EMK: Die Stücke haben natürlich immer bestimmte Themen, aber unter diesen Themen liegt für mich das Grundthema Entwicklung. Für mich ist die Beschäftigung mit meiner Kunst ein Weg zu mehr Freiheit. Und unabhängig von den Themen, die unsere Stücke behandeln, ist das der Grund, weshalb ich auf die Bühne gehe: Damit ich im Moment auf der Bühne die Präsenz habe, ich zu sein, mit allem Chaos und aller Überforderung, die da sind – das bedeutet für mich, frei zu sein. Wenn die Zuschauer nachvollziehen, was ich in dieser Präsenz tue, eröffnet sich ein Raum, der alles verändert, was in dem Moment ist. Das ist meine Möglichkeit, mit Kunst die Welt zu verändern. Das mache ich in den Momenten auf der Bühne, wo es mir gelingt, und in den Workshops, die ich gebe.
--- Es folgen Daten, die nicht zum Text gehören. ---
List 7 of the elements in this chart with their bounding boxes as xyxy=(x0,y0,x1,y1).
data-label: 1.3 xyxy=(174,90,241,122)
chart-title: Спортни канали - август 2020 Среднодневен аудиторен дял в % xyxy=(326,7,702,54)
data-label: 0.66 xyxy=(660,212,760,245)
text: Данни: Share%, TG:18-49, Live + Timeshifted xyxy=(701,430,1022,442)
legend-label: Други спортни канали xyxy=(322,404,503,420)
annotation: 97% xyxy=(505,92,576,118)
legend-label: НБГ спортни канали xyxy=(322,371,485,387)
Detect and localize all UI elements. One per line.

e: Diese größere Freiheit, die sich in dir ereignet, kann sich dann auch in den Zuschauern ereignen.

EMK: Ja, und was das dann konkret für jeden bedeutet, ist offen. Aber es kann ein Impuls sein, dass jemand sagt, „Die haben das anders gemacht. Ich trau mir jetzt auch, etwas anders zu machen.“ Es ist vielleicht ein Impuls, der irgendwie weiterlebt in den Leuten. Diese ehrlichen Momente kommen wirklich an und sind wie ein Same, der wachsen kann, wenn er auf einen fruchtbaren Boden fällt.

e: Wie erlebst du die Zusammenarbeit eurer Kompanie Vonnunan? Und was ist das besondere Anliegen des Ensembles?
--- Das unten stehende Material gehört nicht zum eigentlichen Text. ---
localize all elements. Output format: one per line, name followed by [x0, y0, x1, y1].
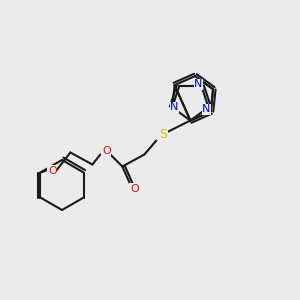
Text: N: N: [170, 102, 178, 112]
Text: O: O: [48, 166, 57, 176]
Text: O: O: [130, 184, 139, 194]
Text: N: N: [194, 79, 203, 89]
Text: S: S: [159, 128, 167, 141]
Text: O: O: [102, 146, 111, 155]
Text: N: N: [202, 104, 211, 114]
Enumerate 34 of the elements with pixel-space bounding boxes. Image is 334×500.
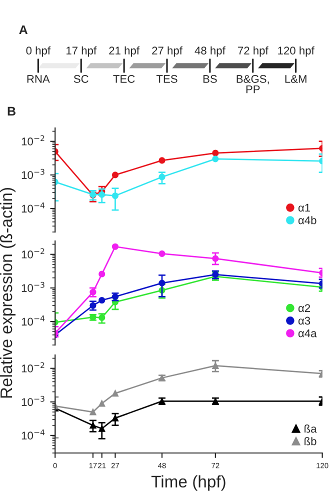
text: BS — [203, 75, 217, 83]
y-tick-label: 10$^{−4}$ — [22, 429, 45, 440]
legend-label: α4b — [298, 216, 316, 224]
legend-label: α3 — [298, 316, 310, 325]
y-tick-label: 10$^{−4}$ — [22, 316, 45, 326]
y-tick-label: 10$^{−2}$ — [22, 135, 44, 146]
y-tick-label: 10$^{−2}$ — [22, 362, 44, 372]
y-axis-title: Relative expression (ß-actin) — [0, 188, 16, 398]
y-tick-label: 10$^{−3}$ — [22, 168, 44, 179]
category-label: 48 hpf — [194, 46, 226, 57]
text: A — [19, 25, 28, 34]
legend-label: α4a — [298, 329, 317, 338]
category-label: 27 hpf — [152, 46, 182, 57]
legend-label: ßa — [304, 424, 317, 433]
y-tick-label: 10$^{−3}$ — [22, 282, 44, 292]
y-tick-label: 10$^{−4}$ — [22, 202, 45, 213]
text: TES — [156, 75, 178, 83]
legend-label: ßb — [304, 437, 316, 446]
text: TEC — [113, 75, 135, 83]
category-label: 72 hpf — [238, 46, 268, 57]
text: L&M — [285, 75, 306, 83]
category-label: 21 hpf — [109, 46, 140, 57]
category-label: 0 hpf — [26, 46, 51, 57]
chart-title: B — [8, 106, 16, 116]
legend-label: α1 — [298, 204, 310, 212]
text: SC — [74, 75, 88, 83]
category-label: 17 hpf — [66, 46, 97, 57]
legend-label: α2 — [298, 304, 310, 312]
category-label: 120 hpf — [278, 46, 314, 57]
y-tick-label: 10$^{−3}$ — [22, 396, 44, 406]
y-tick-label: 10$^{−2}$ — [22, 248, 44, 258]
x-axis-title: Time (hpf) — [151, 475, 226, 491]
text: B&GS, PP — [236, 75, 269, 94]
text: RNA — [27, 75, 50, 83]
EMK: Zunächst einmal ist es für mich ein kreativer Umgang mit Eurythmie, bei dem ich sehr viel lerne. Was mich von Anfang an in der Eurythmie interessiert hat, ist die Verbindung von Sprache, Musik, Bewegung und Bühnenpräsenz. Erst im Studium habe ich dann gemerkt, was es bedeutet, sich auf eurythmische Art mit Sprache und Musik zu beschäftigten. Es war anders als andere Tanzformen und das Schauspiel, die ich vorher kennengelernt hatte.
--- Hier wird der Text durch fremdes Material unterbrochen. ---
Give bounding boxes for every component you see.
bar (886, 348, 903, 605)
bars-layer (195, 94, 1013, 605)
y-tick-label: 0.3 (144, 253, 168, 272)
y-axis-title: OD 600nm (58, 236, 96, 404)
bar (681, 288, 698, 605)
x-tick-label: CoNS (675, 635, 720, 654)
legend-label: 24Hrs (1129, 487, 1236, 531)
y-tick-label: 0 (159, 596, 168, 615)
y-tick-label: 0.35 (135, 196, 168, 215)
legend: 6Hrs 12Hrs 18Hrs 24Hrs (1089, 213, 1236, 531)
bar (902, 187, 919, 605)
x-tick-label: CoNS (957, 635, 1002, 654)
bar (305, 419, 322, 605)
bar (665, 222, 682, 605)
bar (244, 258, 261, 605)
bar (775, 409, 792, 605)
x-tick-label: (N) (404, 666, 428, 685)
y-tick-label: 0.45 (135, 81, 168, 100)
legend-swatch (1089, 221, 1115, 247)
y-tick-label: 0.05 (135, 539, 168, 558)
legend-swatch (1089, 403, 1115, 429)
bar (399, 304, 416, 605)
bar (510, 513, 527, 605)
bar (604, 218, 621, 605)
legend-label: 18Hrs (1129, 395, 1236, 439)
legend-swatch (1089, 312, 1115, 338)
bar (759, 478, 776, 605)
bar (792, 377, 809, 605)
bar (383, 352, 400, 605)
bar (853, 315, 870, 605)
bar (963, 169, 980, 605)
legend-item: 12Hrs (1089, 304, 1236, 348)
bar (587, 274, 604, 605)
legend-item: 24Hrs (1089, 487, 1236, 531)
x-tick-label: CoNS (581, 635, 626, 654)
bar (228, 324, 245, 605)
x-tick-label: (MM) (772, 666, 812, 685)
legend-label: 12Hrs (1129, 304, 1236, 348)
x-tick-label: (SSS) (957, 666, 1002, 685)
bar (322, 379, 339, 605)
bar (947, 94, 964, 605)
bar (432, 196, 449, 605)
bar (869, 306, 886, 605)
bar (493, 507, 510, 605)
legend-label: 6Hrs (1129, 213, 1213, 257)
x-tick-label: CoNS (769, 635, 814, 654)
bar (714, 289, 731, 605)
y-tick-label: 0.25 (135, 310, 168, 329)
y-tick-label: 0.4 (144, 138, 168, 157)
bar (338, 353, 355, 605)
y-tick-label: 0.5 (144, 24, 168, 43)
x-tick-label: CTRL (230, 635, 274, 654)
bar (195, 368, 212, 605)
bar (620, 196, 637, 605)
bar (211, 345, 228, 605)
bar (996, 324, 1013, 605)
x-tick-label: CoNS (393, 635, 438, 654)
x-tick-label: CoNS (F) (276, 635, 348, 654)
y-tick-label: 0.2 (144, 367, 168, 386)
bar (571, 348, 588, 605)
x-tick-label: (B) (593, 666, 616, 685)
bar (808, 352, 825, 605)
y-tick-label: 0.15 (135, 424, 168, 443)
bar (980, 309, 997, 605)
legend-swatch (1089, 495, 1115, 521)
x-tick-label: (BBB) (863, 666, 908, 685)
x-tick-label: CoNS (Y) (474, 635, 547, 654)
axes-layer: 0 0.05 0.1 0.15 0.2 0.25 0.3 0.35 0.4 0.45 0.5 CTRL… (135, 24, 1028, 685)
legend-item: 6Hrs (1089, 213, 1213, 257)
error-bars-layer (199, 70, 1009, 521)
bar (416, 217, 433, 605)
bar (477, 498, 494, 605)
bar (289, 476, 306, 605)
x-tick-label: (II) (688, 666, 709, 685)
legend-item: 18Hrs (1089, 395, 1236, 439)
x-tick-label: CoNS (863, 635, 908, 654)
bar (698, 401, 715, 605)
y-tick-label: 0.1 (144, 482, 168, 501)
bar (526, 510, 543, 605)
Bei Vonnunan gehen wir über die klassische Eurythmie hinaus und benutzten verschiedene Elemente, um auszudrücken, was uns wichtig ist. Wir nennen es ganz bewusst „Movopoetische Kunst“. Mit dieser interdisziplinären Haltung gehen wir neue Wege. Und für mich ist es eine Möglichkeit, meine Erfahrungen mit anderen Formen von Bewegungskunst und Tanz einzubringen.
Die Zusammenarbeit in der Kompanie ist aber auch eine Art sozialkünstlerisches Experiment. Wir bekommen alle ein Grundeinkommen. Alle Einnahmen und Spenden, die wir im Kontext unserer Gruppe erhalten, fließen in einen Pool für ein Grundeinkommen, das wir als zehn Künstler und Organisatoren im Team erhalten. Das gibt uns die Freiheit, immer ein Einkommen zu haben, egal, ob wir gerade auf Tournee sind, ein Projekt entwickeln oder an einer Schule arbeiten.
So eine Zusammenarbeit erfordert natürlich unglaubliches Vertrauen untereinander. Es erfordert viele Gespräche darüber, wie wir zusammen arbeiten und leben wollen. Für mich ist es ein völlig neues Experiment, ich bin ja erst seit einigen Monaten dabei. Wenn man in eine schon bestehende Gruppe kommt, muss man erst erfahren, was dort lebt, so eine Gruppe ist ja wie ein eigenes Wesen. In den ersten Monaten habe ich viel von der Erfahrung der anderen gelernt. Jetzt merke ich, dass ich immer mehr meinen eigenen Beitrag, meine eigenen Impulse in die Gruppe geben kann. Dieser Zusammenfluss von individueller Kreativität und gemeinsamem Schaffen ist ja auch die Lebendigkeit solch einer künstlerischen Gruppe.